Les mini-crédits : un piège financier grandissant pour les jeunes emprunteurs

En 2025, la Banque de France a signalé une hausse alarmante du nombre de dossiers de surendettement, atteignant un total de 148 013, un record depuis 2018. Ce phénomène, qui représente une augmentation de près de 10 %, touche particulièrement les jeunes, avec une hausse de 36 % chez les moins de 30 ans et de 65 % chez les 18-25 ans. Les causes de cette détresse financière sont multiples, allant de la pauvreté à l’inflation, en passant par le chômage et des problèmes de santé.

EN BREF

  • Le surendettement des jeunes a augmenté de 65 % en 2025, selon la Banque de France.
  • Les mini-crédits, accessibles via des applications, sont souvent sans justificatifs.
  • De nouvelles réglementations entrent en vigueur en novembre 2026 pour encadrer ces prêts.

Les mini-crédits, ces prêts rapides d’un montant généralement inférieur à 600 €, s’avèrent parfois être une solution à court terme pour des jeunes en difficulté. Toutefois, leur accès facilité et l’absence de vérifications rigoureuses peuvent rapidement mener à des problèmes d’endettement. Hélène Arveiller, directrice adjointe des services aux particuliers à la Banque de France, souligne l’impact de ces produits financiers sur les budgets des emprunteurs. À l’instar d’une « drogue douce », ces crédits peuvent sembler inoffensifs mais entraînent des conséquences graves.
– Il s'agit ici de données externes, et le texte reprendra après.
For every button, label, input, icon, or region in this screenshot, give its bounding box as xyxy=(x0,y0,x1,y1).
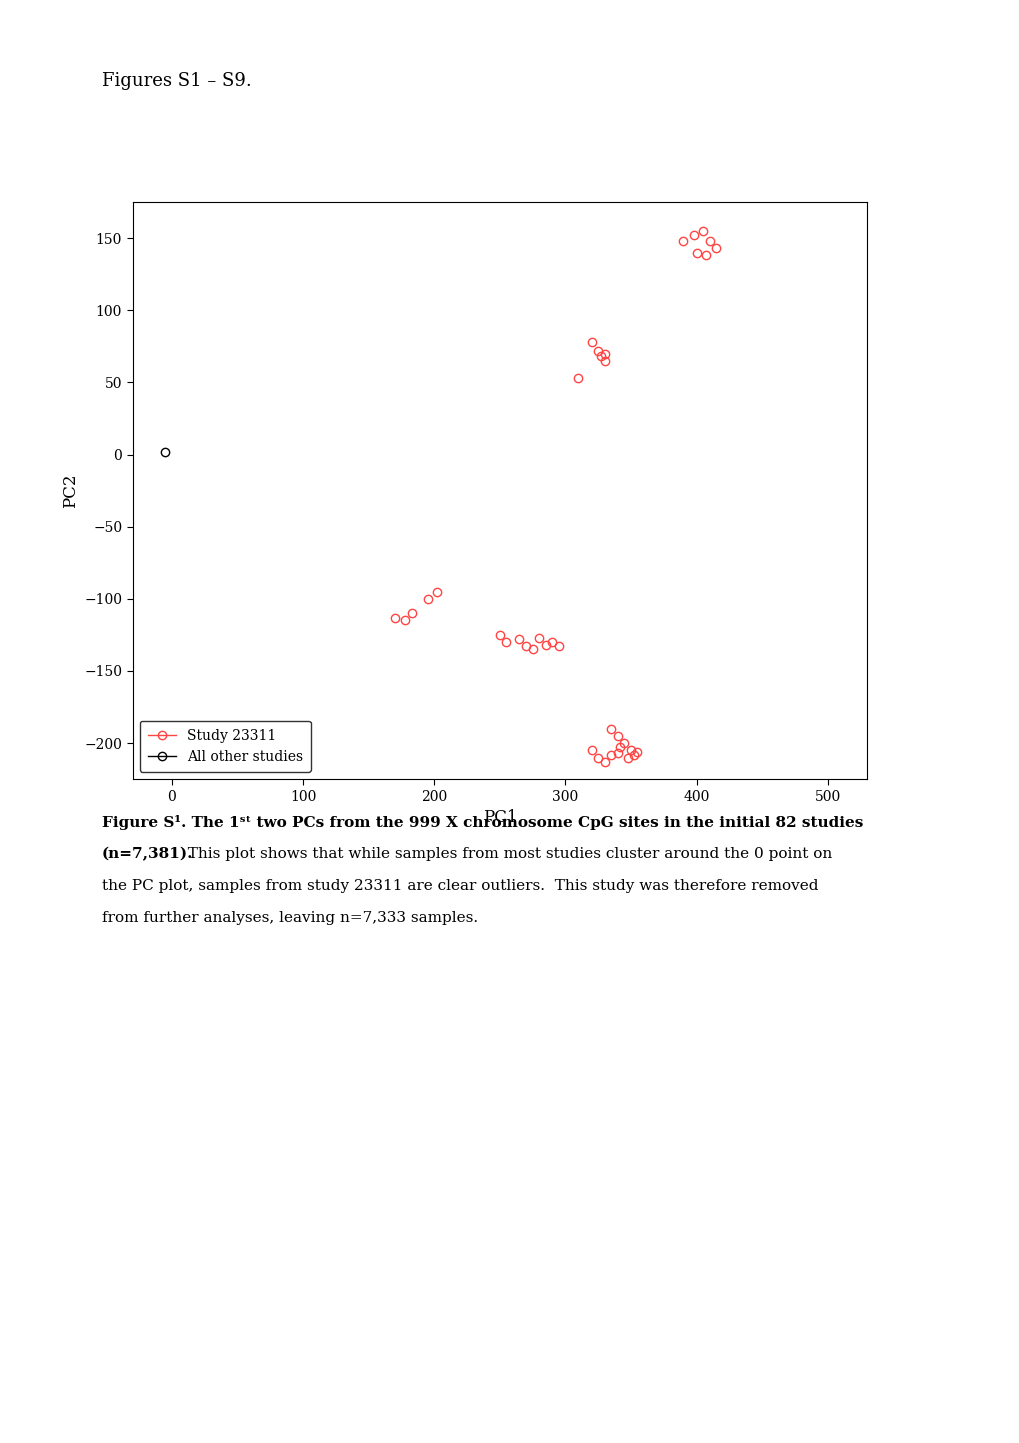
Text: Figures S1 – S9.: Figures S1 – S9. xyxy=(102,72,252,89)
Y-axis label: PC2: PC2 xyxy=(61,473,78,508)
Text: (n=7,381).: (n=7,381). xyxy=(102,847,194,861)
Text: from further analyses, leaving n=7,333 samples.: from further analyses, leaving n=7,333 s… xyxy=(102,911,478,925)
Text: This plot shows that while samples from most studies cluster around the 0 point : This plot shows that while samples from … xyxy=(178,847,832,861)
X-axis label: PC1: PC1 xyxy=(482,810,517,827)
Legend: Study 23311, All other studies: Study 23311, All other studies xyxy=(140,720,311,772)
Text: Figure S¹. The 1ˢᵗ two PCs from the 999 X chromosome CpG sites in the initial 82: Figure S¹. The 1ˢᵗ two PCs from the 999 … xyxy=(102,815,862,830)
Text: the PC plot, samples from study 23311 are clear outliers.  This study was theref: the PC plot, samples from study 23311 ar… xyxy=(102,879,817,893)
Le paysage français des mini-prêts comprend divers acteurs, dont certaines banques traditionnelles et de nombreuses sociétés de crédit. Par exemple, LCL propose des prêts personnels allant jusqu’à 2 000 € à un taux d’intérêt de 5 à 6 %. D’autres sociétés, comme Younited, offrent des montants similaires sans exiger de justificatifs de revenus lors de la première demande. Ce type de crédit peut rapidement se transformer en un cercle vicieux d’emprunts successifs.

Les conditions de ces prêts soulèvent également des questions. La plupart du temps, il n’est pas clairement indiqué s’il s’agit d’un prêt amortissable ou d’un crédit permanent. Ce flou, associé à des taux d’intérêt proches du seuil de l’usure, expose les emprunteurs à des risques financiers considérables. Actuellement, le taux d’usure pour les prêts de moins de 3 000 € est fixé à 23,56 %.

Les conséquences d’un impayé peuvent être sévères. Des sociétés comme Moneybounce, qui se vante d’être le prêteur favori des jeunes, imposent des frais élevés en cas de non-paiement. En effet, un prélèvement rejeté entraîne des pénalités qui peuvent rapidement s’accumuler, aggravant ainsi la situation financière déjà fragile des emprunteurs.

Face à cette situation préoccupante, des mesures réglementaires devraient entrer en vigueur à partir du 26 novembre 2026. Ces nouvelles régulations, découlant d’une directive européenne, visent à renforcer les obligations des établissements financiers concernant l’évaluation de la solvabilité des emprunteurs. Olivier Gayraud, juriste à l’association Consommation, logement et cadre de vie (CLCV), se félicite de cette avancée, soulignant la nécessité de mieux encadrer l’accès au crédit.

Cependant, il est à craindre que certains prêteurs aient déjà anticipé ces changements. Certains d’entre eux demandent accès à l’historique bancaire des clients pour évaluer leur solvabilité, une pratique qui pourrait devenir courante. Cette technique de « banque ouverte » pose toutefois la question de la protection des données personnelles des emprunteurs.

En parallèle, de nouvelles règles concernant la publicité des mini-crédits entreront également en vigueur. Les annonces devront comporter des avertissements clairs sur le coût du crédit et l’obligation de remboursement, mettant fin à des pratiques marketing qui mettent trop souvent en avant la facilité d’obtention des prêts.

À travers ces réformes, il reste à voir si des progrès significatifs seront réalisés pour protéger les jeunes emprunteurs des pièges des mini-crédits. L’enjeu est de taille, la santé financière de nombreux jeunes adultes dépendant de l’efficacité de ces nouvelles mesures.